The U.K. government has announced a national AI strategy — its first dedicated package aimed toward boosting the country’s capabilities in and around machine learning technologies over the long run It says it hopes the strategy will cause a rise within the number and kinds of AIs being developed and commercialized within the U.K. over subsequent 10 years.
The decide to prioritize and “level up” development and applications of AI follows earlier industrial and digital strategies — which talked up the promise of AI. But Boris Johnson’s government is now inching onward, announcing a 10-year decide to invest in making Britain “a global AI superpower”, because the government’s PR puts it — by targeting support at areas like upskilling and reskilling within the hopes of reaping AI-driven economic rewards down the road Whether there’s much of policy substance here, as yet, looks debatable.
Notably there’s a scarcity of latest money being announced to copy the strategy. For now the govt highlights what proportion cash investors are ploughing into U.K. AI companies (£13.5 billion into 1,400+ U.K. tech firms between January and June this year) — and flags a complete government investment into AI of £2.3 billion+ since 2014.
But there’s no word on what proportion funding the govt might put into supporting the event of AI from here on in — like through planned continued support for “postgraduate learning, retraining and ensuring children from wide backgrounds can access specialist courses”.
Instead the announcement is heavy on soundbites about “transform[ing] the UK’s capabilities in AI” — or positioning the U.K. as “the best place to measure and work with AI”, whatever meaning . (Presumably it’s a companion piece to the opposite government digital policy point — about making the U.K. the “safest place to travel online”, because it works on online safety legislation).
The early phase of the strategy looks focused on data-gathering to tell future AI policies.

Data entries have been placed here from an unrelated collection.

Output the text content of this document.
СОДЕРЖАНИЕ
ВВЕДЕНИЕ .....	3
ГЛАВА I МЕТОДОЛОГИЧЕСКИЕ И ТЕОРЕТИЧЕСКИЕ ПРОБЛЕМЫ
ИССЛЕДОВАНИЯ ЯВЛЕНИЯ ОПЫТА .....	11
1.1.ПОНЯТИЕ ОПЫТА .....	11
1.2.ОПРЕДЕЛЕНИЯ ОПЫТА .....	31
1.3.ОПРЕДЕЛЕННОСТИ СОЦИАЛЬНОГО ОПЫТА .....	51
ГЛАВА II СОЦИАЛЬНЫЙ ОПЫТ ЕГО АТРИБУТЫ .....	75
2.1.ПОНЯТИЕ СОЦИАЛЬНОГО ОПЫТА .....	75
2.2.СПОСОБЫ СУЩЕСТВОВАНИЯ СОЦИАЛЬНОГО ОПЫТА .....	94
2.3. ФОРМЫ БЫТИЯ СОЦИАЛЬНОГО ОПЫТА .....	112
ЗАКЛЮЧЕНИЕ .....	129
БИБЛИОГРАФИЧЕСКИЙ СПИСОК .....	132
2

And, there, perhaps the foremost interesting element is an AI-focused review of the U.K.’s current copyright and patent rules.
There is also some geopolitical standards setting ambition on show — with the govt talking about putting AI provisions into trade deals — but whether the U.K. are going to be ready to punch so hard on the worldwide stage during this area remains to be seenIt’s also notable that while the government’s strategy talks about eager to establish “clear rules, applied ethical principles and a pro-innovation regulatory environment” for AI, the U.K. is already lagging on defining a regulatory framework — as it’s now outside the ecu Union which already features a comprehensive proposal for regulating high-risk applications of AI on the table.

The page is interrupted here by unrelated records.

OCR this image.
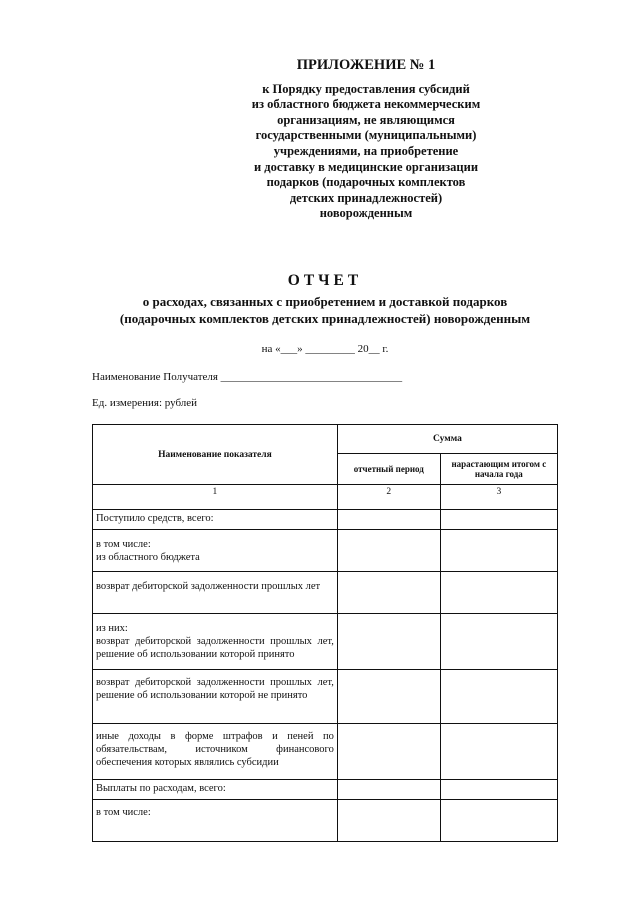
ПРИЛОЖЕНИЕ № 1
к Порядку предоставления субсидий
из областного бюджета некоммерческим
организациям, не являющимся
государственными (муниципальными)
учреждениями, на приобретение
и доставку в медицинские организации
подарков (подарочных комплектов
детских принадлежностей)
новорожденным
ОТЧЕТ
о расходах, связанных с приобретением и доставкой подарков
(подарочных комплектов детских принадлежностей) новорожденным
на «___» _________ 20__ г.
Наименование Получателя _________________________________
Ед. измерения: рублей
Наименование показателя	Сумма	
	отчетный период	нарастающим итогом с начала года
1	2	3

Поступило средств, всего:		

в том числе:
из областного бюджета		

возврат дебиторской задолженности прошлых лет		

из них:
возврат дебиторской задолженности прошлых лет, решение об использовании которой принято		

возврат дебиторской задолженности прошлых лет, решение об использовании которой не принято		

иные доходы в форме штрафов и пеней по обязательствам, источником финансового обеспечения которых являлись субсидии		

Выплаты по расходам, всего:		

в том числе:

Instead of clarity vis-à-vis data use, current U.K. government policy is simultaneously querying the present data protection regime — with ministers entertaining the thought of watering down rules within the hopes that weaker protections for citizen’s information will (somehow) boost people’s trust in and uptake of technologies like AI For AI startups and scale-ups specifically, the national strategy includes an idea to guage “private funding needs and challenges” — over subsequent six to 12 months.
While, over an equivalent time-frame , the govt says it’ll roll out a replacement visa regime — “to attract the world’s best AI talent to the UK”. (Of course the devil are going to be within the detail of what it announces there. But if U.K. startups were hoping the announcement of a national strategy to spice up AI might mean gaining imminent access to all or any kinds of interesting government data sets to coach AI models, the document only says that ministers will “consider what open and machine-readable government datasets are often published for AI models” — and can only turn their attention thereto particular task over subsequent 12 months or later. So that’s a wait and see, then.
“This National AI Strategy will signal to the planet our intention to create the foremost pro-innovation regulatory environment within the world; to drive prosperity across the united kingdom and ensure everyone can enjoy AI; and to use AI to assist solve global challenges like global climate change ,” said (new in post) digital secretary, Nadine Dorries, during a statement accompanying publication of the strategy If Dorries’ name is unfamiliar that’s because she recently replaced Oliver Dowden within the hot seat at the Department for Digital, Media, Culture and Sport (DCMS) — after yet one more ministerial reshuffle.
“AI are going to be central to how we drive growth and enrich lives, and therefore the vision began in our strategy will help us achieve both of these vital goals,” Dorries addedDowden only lasted just over a year within the post at DCMS, presiding over the U.K.’s digital policy (and all the remainder of the wide-ranging brief). That was still longer than his predecessor, Nicky Morgan — who was only there for a touch over half a year.
Before that the digital brief was the responsibility of (now former minister) Matt Hancock — so there has been quite the parade of politicians pulling U.K. tech policy strings in recent years So perhaps, as a primary tread on its claimed “long term” commitment to nurturing the country’s deep tech powers, the govt might consider an enduring ministerial appointment atop digital policy — to signal both a sustained specialise in levelling up the country’s technical capabilities in areas like AI and, at the ministerial level, an appropriate ability to understand basic best tech practices.